Martin was more skeptical, noting that a federal law on product liability would be almost unprecedented.

Finally, experts say that the 2008 may see older laws revealing new, potentially unforeseen effects.

One of these could be the Class Action Fairness Act of 2005. The Act addressed the certification of diverse classes in state courts that would prove unfair to out-of-state defendants.

“The thing to watch in 2008 is the Class Action Fairness Act,” said Randal Craft, an attorney with Holland & Knight LLP. “It’s not easily understood how it’s going to work.”

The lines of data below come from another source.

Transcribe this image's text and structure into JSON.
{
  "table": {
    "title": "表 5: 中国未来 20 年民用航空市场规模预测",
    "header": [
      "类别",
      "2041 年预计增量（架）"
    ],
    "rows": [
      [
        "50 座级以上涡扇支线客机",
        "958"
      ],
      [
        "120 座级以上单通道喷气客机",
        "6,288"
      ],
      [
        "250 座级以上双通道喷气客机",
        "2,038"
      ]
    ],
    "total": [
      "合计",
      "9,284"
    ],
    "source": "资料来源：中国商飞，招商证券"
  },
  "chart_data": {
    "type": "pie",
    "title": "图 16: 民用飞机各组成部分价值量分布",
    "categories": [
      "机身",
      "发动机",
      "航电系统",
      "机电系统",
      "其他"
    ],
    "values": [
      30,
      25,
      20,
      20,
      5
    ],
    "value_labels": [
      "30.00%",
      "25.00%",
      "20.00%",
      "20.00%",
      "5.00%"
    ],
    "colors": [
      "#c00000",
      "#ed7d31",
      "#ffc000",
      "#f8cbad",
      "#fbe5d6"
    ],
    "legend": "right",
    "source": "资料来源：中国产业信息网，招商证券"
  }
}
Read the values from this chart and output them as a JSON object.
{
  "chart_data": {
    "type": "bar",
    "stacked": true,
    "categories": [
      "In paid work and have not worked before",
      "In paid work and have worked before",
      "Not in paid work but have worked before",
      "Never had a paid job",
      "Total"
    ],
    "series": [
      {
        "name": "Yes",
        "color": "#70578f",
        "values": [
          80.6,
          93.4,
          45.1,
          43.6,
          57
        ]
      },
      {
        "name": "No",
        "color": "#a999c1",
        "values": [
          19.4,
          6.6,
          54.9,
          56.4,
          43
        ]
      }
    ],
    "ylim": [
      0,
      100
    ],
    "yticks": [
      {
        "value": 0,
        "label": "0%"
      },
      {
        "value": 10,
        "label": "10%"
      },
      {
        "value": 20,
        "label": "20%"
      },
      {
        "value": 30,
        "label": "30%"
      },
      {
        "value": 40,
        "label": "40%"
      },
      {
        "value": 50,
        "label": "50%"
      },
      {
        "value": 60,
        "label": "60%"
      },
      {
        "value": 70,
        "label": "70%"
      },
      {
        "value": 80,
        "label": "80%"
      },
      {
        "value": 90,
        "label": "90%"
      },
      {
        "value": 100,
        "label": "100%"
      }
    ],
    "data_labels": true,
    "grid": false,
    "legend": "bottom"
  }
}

Under CAFA, if at least one plaintiff and one defendant reside in differentstates, the case can be removed to federal court. Cases of this type sometimes lead to huge mega-classes representing employees from national companies that can number in the thousands, hundreds of thousands, or even millions — but federal courts are less likely to grant class certification than state courts.

Defense attorneys welcomed CAFA. If a defendant can get a proposed nationwide mega-classes’ certification denied, there’s a good chance that any potential settlement paid by the employer will be much lower.

2008 might see American courts reveal some as-yet-unforeseen implications of CAFA, Craft said. As an example, he noted, it is not yet clear whether CAFA will have an effect on the courts approach to the doctrine of superiority — that class certification requires a class action to be obviously superior to other ways of handling a case — or to the doctrine of forum non conveniens.

State tort reform laws may also come under fire this year, Vandall said. Many states have passed laws over the last several years to reduce the cost of tort litigation —f or example, by putting caps on damages.

“What I’ve heard is that they’re not working that well,” Vandall said. “They’re too draconian.”

Vandall speculated that states with especially low damages caps might see them lifted, either by courts or by state legislatures.

While experts are hard-pressed to predict exactly how all of these issues will be resolved, it’s clear that they could have a profound effect on American product liability law.

“It'll be an interesting year, I'll tell you that,” Leckerman said.